Chi fosse accusato di aver minacciato qualcuno potrebbe (in modo più o meno ipocrita) sostenere di aver solo voluto avvertire di un pericolo, come nel caso di quel professore dell’Università di X che, avendo protestato perché un contratto di ricercatrice a tempo indeterminato era stato vinto dalla figlia del rettore (la quale si era vista riconoscere come laurea magistrale la laurea triennale e aveva potuto saltare a pie’ pari il dottorato di ricerca), si era sentito dire da un collega: «Sai, hai perfettamente ragione, è una vergogna, però al tuo posto starei attento, non vorrei che tua moglie venisse a scoprire quel tuo tale pied-à-terre, dove passi le notti quando sei all’università, e dove, di solito, non dormi da solo…».

Possiamo formalizzare l’argomento ad baculum sulla base della “forma universale dell’inferenza”: “Se non fai quello che voglio allora si verificherà una conseguenza per te molto spiacevole.
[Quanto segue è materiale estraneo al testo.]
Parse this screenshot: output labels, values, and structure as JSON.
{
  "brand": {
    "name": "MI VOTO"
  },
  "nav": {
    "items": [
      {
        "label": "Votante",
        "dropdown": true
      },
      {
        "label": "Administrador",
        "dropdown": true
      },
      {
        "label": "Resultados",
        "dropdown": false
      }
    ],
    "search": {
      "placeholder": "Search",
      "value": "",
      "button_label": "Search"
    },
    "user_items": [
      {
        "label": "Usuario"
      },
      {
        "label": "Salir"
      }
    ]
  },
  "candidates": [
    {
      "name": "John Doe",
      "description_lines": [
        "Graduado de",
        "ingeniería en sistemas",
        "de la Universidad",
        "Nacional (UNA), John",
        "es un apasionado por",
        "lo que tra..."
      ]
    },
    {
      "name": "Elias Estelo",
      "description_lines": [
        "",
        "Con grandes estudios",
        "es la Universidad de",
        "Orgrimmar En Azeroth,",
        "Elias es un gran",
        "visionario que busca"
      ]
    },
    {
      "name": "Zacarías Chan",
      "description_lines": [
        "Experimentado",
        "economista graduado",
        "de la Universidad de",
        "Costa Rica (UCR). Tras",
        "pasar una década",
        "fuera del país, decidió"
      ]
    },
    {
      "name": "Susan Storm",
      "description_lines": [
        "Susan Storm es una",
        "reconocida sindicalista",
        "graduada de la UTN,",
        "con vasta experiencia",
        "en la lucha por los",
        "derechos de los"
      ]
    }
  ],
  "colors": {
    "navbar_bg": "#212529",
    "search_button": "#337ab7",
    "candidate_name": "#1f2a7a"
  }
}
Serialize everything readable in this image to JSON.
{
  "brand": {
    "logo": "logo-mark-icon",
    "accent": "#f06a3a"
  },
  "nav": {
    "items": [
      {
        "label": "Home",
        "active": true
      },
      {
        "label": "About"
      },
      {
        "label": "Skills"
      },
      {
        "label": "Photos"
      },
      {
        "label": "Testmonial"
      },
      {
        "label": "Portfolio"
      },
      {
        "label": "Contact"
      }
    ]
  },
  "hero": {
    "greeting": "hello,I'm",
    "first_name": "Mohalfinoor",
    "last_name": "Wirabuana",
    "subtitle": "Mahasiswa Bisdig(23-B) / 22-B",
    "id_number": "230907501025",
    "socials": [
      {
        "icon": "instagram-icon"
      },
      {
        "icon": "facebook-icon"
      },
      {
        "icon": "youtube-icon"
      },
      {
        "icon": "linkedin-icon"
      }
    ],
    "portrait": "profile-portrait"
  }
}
Tu non vuoi che tale conseguenza si realizzi, dunque farai quello che voglio”. Il problema, con questa formalizzazione (e con questo argomento), è che non è chiaro se la conseguenza sia necessaria, e se il legame sussista davvero. È la minaccia che lo fa sussistere, almeno per chi deve deliberare. La conclusione potrebbe basarsi sulla paura, sull’istinto, più che sull’evidenza o probabilità delle conseguenze negative di una decisione (e questo è il rischio di tutti gli argomenti basati sull’emozione). È un modo sleale di influenzare il nostro oppositore.

Per ricapitolare, ecco come si controllano gli argomenti ad baculum:

 

1) identificare, se possibile, la conclusione che si si suppone essere stata provata;

2) individuare l’argomento contenente l’eventuale minaccia;

3) verificare che non sia un argomento basato sulle conseguenze.

4) La minaccia, se c’è, potrebbe non essere necessariamente usata come argomento, o parte di esso, per persuadere qualcuno a fare qualcosa.

5) Se invece mancasse una connessione tra la minaccia e l’argomento, allora il rilievo di violazione del Galateo della discussione sarebbe esso stesso irrilevante, ma forse chi ci minaccia potrebbe meritarsi una denuncia).

 

E voi? Avete mai ricevuto minacce, anche velate, al posto di argomentazioni?